“A Song Unheard” by Roseanna M. White
Book: “A Song Unheard” by Roseanna M. White
Series: Shadows Over England #2
Published by Bethany House on 2nd January, 2018
Genres: Christian fiction, Historical, Romance
Format: Paperback, 416 pages
Source: Bethany House (received for free in exchange for an honest review)
Willa Forsythe is both a violin prodigy and top-notch thief, which make her the perfect choice for a crucial task at the outset of World War I—to steal a cypher from a famous violinist currently in Wales.
Lukas De Wilde has enjoyed the life of fame he’s won—until now, when being recognized nearly gets him killed. Everyone wants the key to his father’s work as a cryptologist. And Lukas fears that his mother and sister, who have vanished in the wake of the German invasion of Belgium, will pay the price. The only light he finds is in meeting the intriguing Willa Forsythe.
But danger presses in from every side, and Willa knows what Lukas doesn’t—that she must betray him and find that cypher, or her own family will pay the price as surely as his has.
World War I is fast approaching in Shadows Over England now, and A Song Unheard puts readers amidst the terror as both a Belgium refugee and victim. I thought this aspect of the narrative interesting and what kept me reading more.
I think this book is one that, unlike its predecessor and the series pilot, must be read in full to understand the lot of everything. It’s not unlike The Possessions in that respect. However, I think this is what could make or break many readers, considering
- the saturated sphere of Lukas’s personality and plot (re: his insistence upon flirting with Willa in a way that would, today, count as harassment), and
- what has happened, at least in the States, politically in terms of feminism (re: the #MeToo movement).

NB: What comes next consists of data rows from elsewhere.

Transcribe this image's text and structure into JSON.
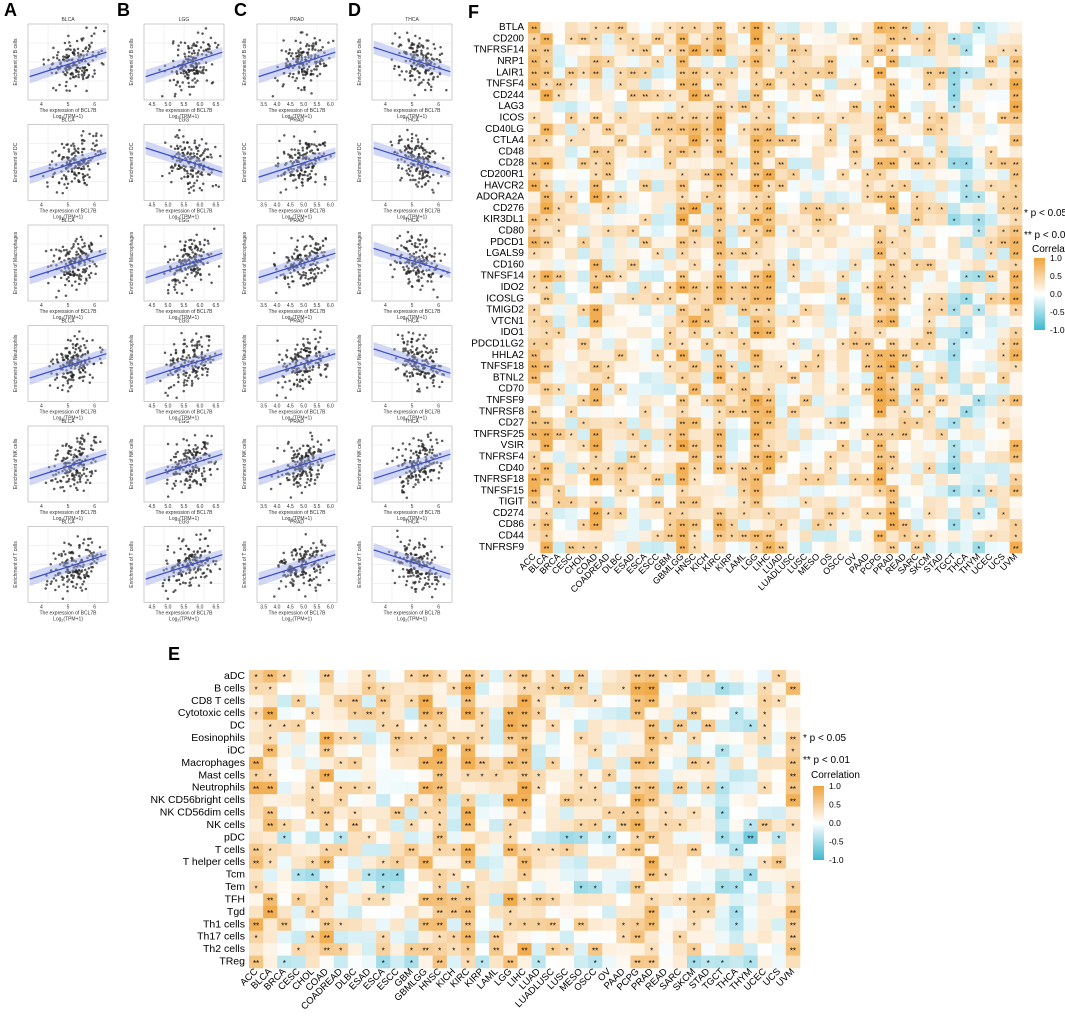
{
  "panel_letters": [
    "A",
    "B",
    "C",
    "D",
    "E",
    "F"
  ],
  "colors": {
    "positive": "#F0A43C",
    "negative": "#3FB8D0",
    "neutral": "#FFFFFF",
    "regression_line": "#3B4FC8",
    "points": "#222222",
    "stat_text": "#3DB8CE"
  },
  "scatter_columns": [
    {
      "cancer": "BLCA",
      "x_ticks": [
        "4",
        "5",
        "6"
      ]
    },
    {
      "cancer": "LGG",
      "x_ticks": [
        "4.5",
        "5.0",
        "5.5",
        "6.0",
        "6.5"
      ]
    },
    {
      "cancer": "PRAD",
      "x_ticks": [
        "3.5",
        "4.0",
        "4.5",
        "5.0",
        "5.5",
        "6.0"
      ]
    },
    {
      "cancer": "THCA",
      "x_ticks": [
        "4",
        "5",
        "6"
      ]
    }
  ],
  "scatter_rows": [
    "Enrichment of B cells",
    "Enrichment of DC",
    "Enrichment of Macrophages",
    "Enrichment of Neutrophils",
    "Enrichment of NK cells",
    "Enrichment of T cells"
  ],
  "scatter_xlabel": [
    "The expression of BCL7B",
    "Log",
    "2",
    "(TPM+1)"
  ],
  "legend_sig": [
    "* p < 0.05",
    "** p < 0.01"
  ],
  "legend_title": "Correlation",
  "legend_ticks": [
    "1.0",
    "0.5",
    "0.0",
    "-0.5",
    "-1.0"
  ],
  "cancer_types": [
    "ACC",
    "BLCA",
    "BRCA",
    "CESC",
    "CHOL",
    "COAD",
    "COADREAD",
    "DLBC",
    "ESAD",
    "ESCA",
    "ESCC",
    "GBM",
    "GBMLGG",
    "HNSC",
    "KICH",
    "KIRC",
    "KIRP",
    "LAML",
    "LGG",
    "LIHC",
    "LUAD",
    "LUADLUSC",
    "LUSC",
    "MESO",
    "OSCC",
    "OV",
    "PAAD",
    "PCPG",
    "PRAD",
    "READ",
    "SARC",
    "SKCM",
    "STAD",
    "TGCT",
    "THCA",
    "THYM",
    "UCEC",
    "UCS",
    "UVM"
  ],
  "chart_data": [
    {
      "type": "scatter",
      "panels": "A-D",
      "description": "BCL7B expression vs immune cell enrichment in BLCA, LGG, PRAD, THCA",
      "columns": [
        "BLCA",
        "LGG",
        "PRAD",
        "THCA"
      ],
      "rows": [
        "B cells",
        "DC",
        "Macrophages",
        "Neutrophils",
        "NK cells",
        "T cells"
      ],
      "xlabel": "The expression of BCL7B Log2(TPM+1)",
      "trend": {
        "BLCA": [
          "+",
          "+",
          "+",
          "+",
          "+",
          "+"
        ],
        "LGG": [
          "+",
          "-",
          "+",
          "+",
          "+",
          "+"
        ],
        "PRAD": [
          "+",
          "+",
          "+",
          "+",
          "+",
          "+"
        ],
        "THCA": [
          "-",
          "-",
          "-",
          "-",
          "+",
          "-"
        ]
      }
    },
    {
      "type": "heatmap",
      "panel": "E",
      "legend_title": "Correlation",
      "legend_ticks": [
        1.0,
        0.5,
        0.0,
        -0.5,
        -1.0
      ],
      "significance": [
        "* p < 0.05",
        "** p < 0.01"
      ],
      "rows": [
        "aDC",
        "B cells",
        "CD8 T cells",
        "Cytotoxic cells",
        "DC",
        "Eosinophils",
        "iDC",
        "Macrophages",
        "Mast cells",
        "Neutrophils",
        "NK CD56bright cells",
        "NK CD56dim cells",
        "NK cells",
        "pDC",
        "T cells",
        "T helper cells",
        "Tcm",
        "Tem",
        "TFH",
        "Tgd",
        "Th1 cells",
        "Th17 cells",
        "Th2 cells",
        "TReg"
      ],
      "columns": [
        "ACC",
        "BLCA",
        "BRCA",
        "CESC",
        "CHOL",
        "COAD",
        "COADREAD",
        "DLBC",
        "ESAD",
        "ESCA",
        "ESCC",
        "GBM",
        "GBMLGG",
        "HNSC",
        "KICH",
        "KIRC",
        "KIRP",
        "LAML",
        "LGG",
        "LIHC",
        "LUAD",
        "LUADLUSC",
        "LUSC",
        "MESO",
        "OSCC",
        "OV",
        "PAAD",
        "PCPG",
        "PRAD",
        "READ",
        "SARC",
        "SKCM",
        "STAD",
        "TGCT",
        "THCA",
        "THYM",
        "UCEC",
        "UCS",
        "UVM"
      ]
    },
    {
      "type": "heatmap",
      "panel": "F",
      "legend_title": "Correlation",
      "legend_ticks": [
        1.0,
        0.5,
        0.0,
        -0.5,
        -1.0
      ],
      "significance": [
        "* p < 0.05",
        "** p < 0.01"
      ],
      "rows": [
        "BTLA",
        "CD200",
        "TNFRSF14",
        "NRP1",
        "LAIR1",
        "TNFSF4",
        "CD244",
        "LAG3",
        "ICOS",
        "CD40LG",
        "CTLA4",
        "CD48",
        "CD28",
        "CD200R1",
        "HAVCR2",
        "ADORA2A",
        "CD276",
        "KIR3DL1",
        "CD80",
        "PDCD1",
        "LGALS9",
        "CD160",
        "TNFSF14",
        "IDO2",
        "ICOSLG",
        "TMIGD2",
        "VTCN1",
        "IDO1",
        "PDCD1LG2",
        "HHLA2",
        "TNFSF18",
        "BTNL2",
        "CD70",
        "TNFSF9",
        "TNFRSF8",
        "CD27",
        "TNFRSF25",
        "VSIR",
        "TNFRSF4",
        "CD40",
        "TNFRSF18",
        "TNFSF15",
        "TIGIT",
        "CD274",
        "CD86",
        "CD44",
        "TNFRSF9"
      ],
      "columns": [
        "ACC",
        "BLCA",
        "BRCA",
        "CESC",
        "CHOL",
        "COAD",
        "COADREAD",
        "DLBC",
        "ESAD",
        "ESCA",
        "ESCC",
        "GBM",
        "GBMLGG",
        "HNSC",
        "KICH",
        "KIRC",
        "KIRP",
        "LAML",
        "LGG",
        "LIHC",
        "LUAD",
        "LUADLUSC",
        "LUSC",
        "MESO",
        "OS",
        "OSCC",
        "OV",
        "PAAD",
        "PCPG",
        "PRAD",
        "READ",
        "SARC",
        "SKCM",
        "STAD",
        "TGCT",
        "THCA",
        "THYM",
        "UCEC",
        "UCS",
        "UVM"
      ]
    }
  ]
}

Thus, I have mixed feelings as a reader. As a writer myself, I’m struggling to review this book properly without divulging spoilers, but I’ll try my best to make do with what I can and what could be conjecture to those who have not read the book (which, I surmise, is most of you, dear readers).

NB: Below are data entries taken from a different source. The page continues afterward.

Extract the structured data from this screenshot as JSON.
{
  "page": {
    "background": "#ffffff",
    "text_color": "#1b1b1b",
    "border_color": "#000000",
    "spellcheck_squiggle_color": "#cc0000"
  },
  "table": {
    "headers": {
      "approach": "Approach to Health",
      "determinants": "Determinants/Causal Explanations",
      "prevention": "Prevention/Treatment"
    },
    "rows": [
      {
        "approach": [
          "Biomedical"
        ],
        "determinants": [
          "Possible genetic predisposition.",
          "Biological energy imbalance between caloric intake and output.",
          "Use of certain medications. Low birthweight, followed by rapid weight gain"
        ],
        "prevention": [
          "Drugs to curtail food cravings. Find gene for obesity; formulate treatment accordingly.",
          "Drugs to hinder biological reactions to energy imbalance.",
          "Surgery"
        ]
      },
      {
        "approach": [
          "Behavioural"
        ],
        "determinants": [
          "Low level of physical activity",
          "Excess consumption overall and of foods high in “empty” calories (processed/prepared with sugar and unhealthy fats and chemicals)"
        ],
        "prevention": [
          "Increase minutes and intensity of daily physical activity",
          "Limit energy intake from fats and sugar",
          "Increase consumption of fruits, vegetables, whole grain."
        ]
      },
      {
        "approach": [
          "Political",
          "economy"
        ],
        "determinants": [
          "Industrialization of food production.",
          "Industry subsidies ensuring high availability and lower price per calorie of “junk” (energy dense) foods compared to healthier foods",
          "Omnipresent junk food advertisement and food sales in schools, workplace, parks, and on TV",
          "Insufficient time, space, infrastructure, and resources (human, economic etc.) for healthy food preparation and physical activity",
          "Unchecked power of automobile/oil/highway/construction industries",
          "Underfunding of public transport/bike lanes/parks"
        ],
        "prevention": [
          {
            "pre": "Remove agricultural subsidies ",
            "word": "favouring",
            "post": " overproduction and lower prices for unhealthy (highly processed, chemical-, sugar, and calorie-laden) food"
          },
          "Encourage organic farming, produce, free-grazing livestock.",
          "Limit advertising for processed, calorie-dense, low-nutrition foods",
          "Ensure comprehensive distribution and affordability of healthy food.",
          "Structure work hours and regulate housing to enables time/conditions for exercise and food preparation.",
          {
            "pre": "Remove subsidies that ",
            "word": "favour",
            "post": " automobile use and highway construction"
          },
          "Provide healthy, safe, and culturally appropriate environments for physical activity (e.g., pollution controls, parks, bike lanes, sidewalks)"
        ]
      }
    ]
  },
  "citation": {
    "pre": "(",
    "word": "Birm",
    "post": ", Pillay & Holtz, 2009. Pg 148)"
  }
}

It can most certainly be said, since this is a romance series, the two characters mentioned in the blurb/description are end game. Thus, despite Lukas’s harassment (as previously mentioned), he and Willa wind up together. I mean, obviously. All roads lead to
Fitz romance. The full-circle effect is not especially satisfying in this story, perhaps because of the stance of the man…I have a hard time getting behind it. Maybe these two characters are meant to be together for some reason, but I couldn’t help feeling the lot of it was shallow.
Yet, there is some bit appeasement that comes of the conclusion. Could Willa do better? Probably not. She’s a thief, and she wouldn’t change if she turned her back on this man. Her romance is completely cliche, sure, and the book is not unlike a trashy romance novel (which is a total brain mess, b-t-dubbs, because it’s definitely Christian fiction). But for her, and for what her life held without him, she wasn’t going to change. She needed a man outside her family, infused in the career she could only dream of, to change into the person she would change into.

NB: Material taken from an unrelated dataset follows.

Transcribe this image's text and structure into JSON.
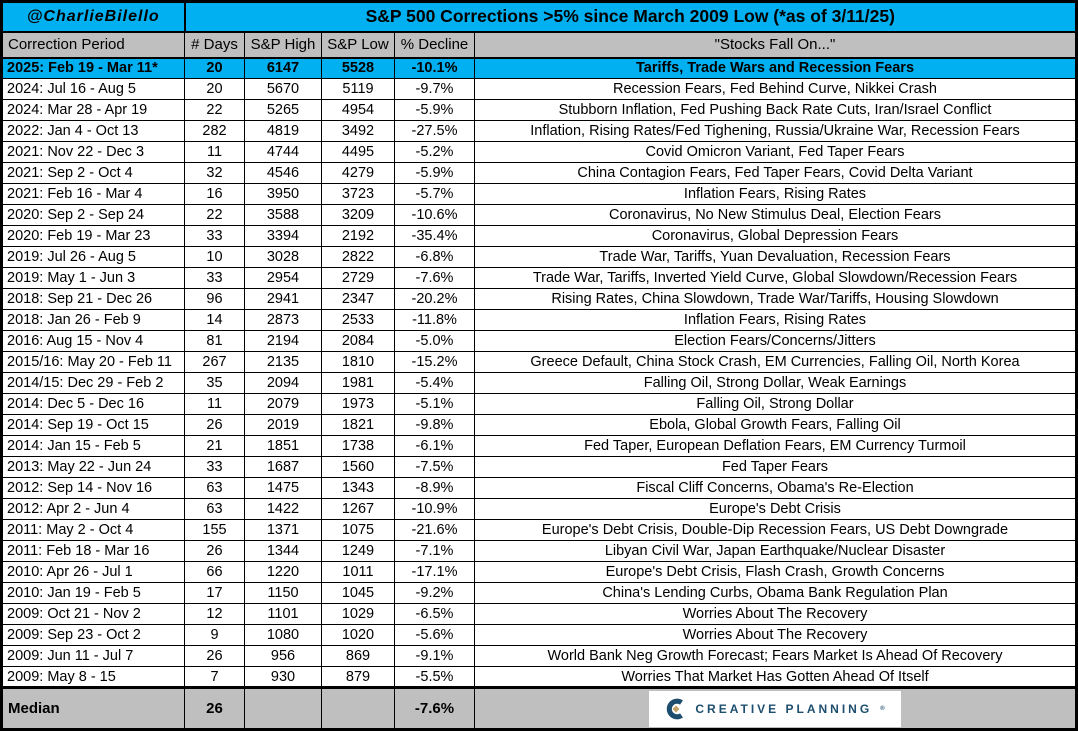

Likewise, Barclay perhaps needed this tragedy of becoming a Belgium victim himself en route to rescuing the De Wilde women.
A Song Unheard is definitely filled with the drama and action that was missing in A Name Unknown, I simply feel like the romance fell short here. However, despite my issues with the novel, I rated this book 4/5 because I think the full-circle effect better than a 3/5 review. It’s definitely better than the pilot in the places that matter most (re: the heart of the story).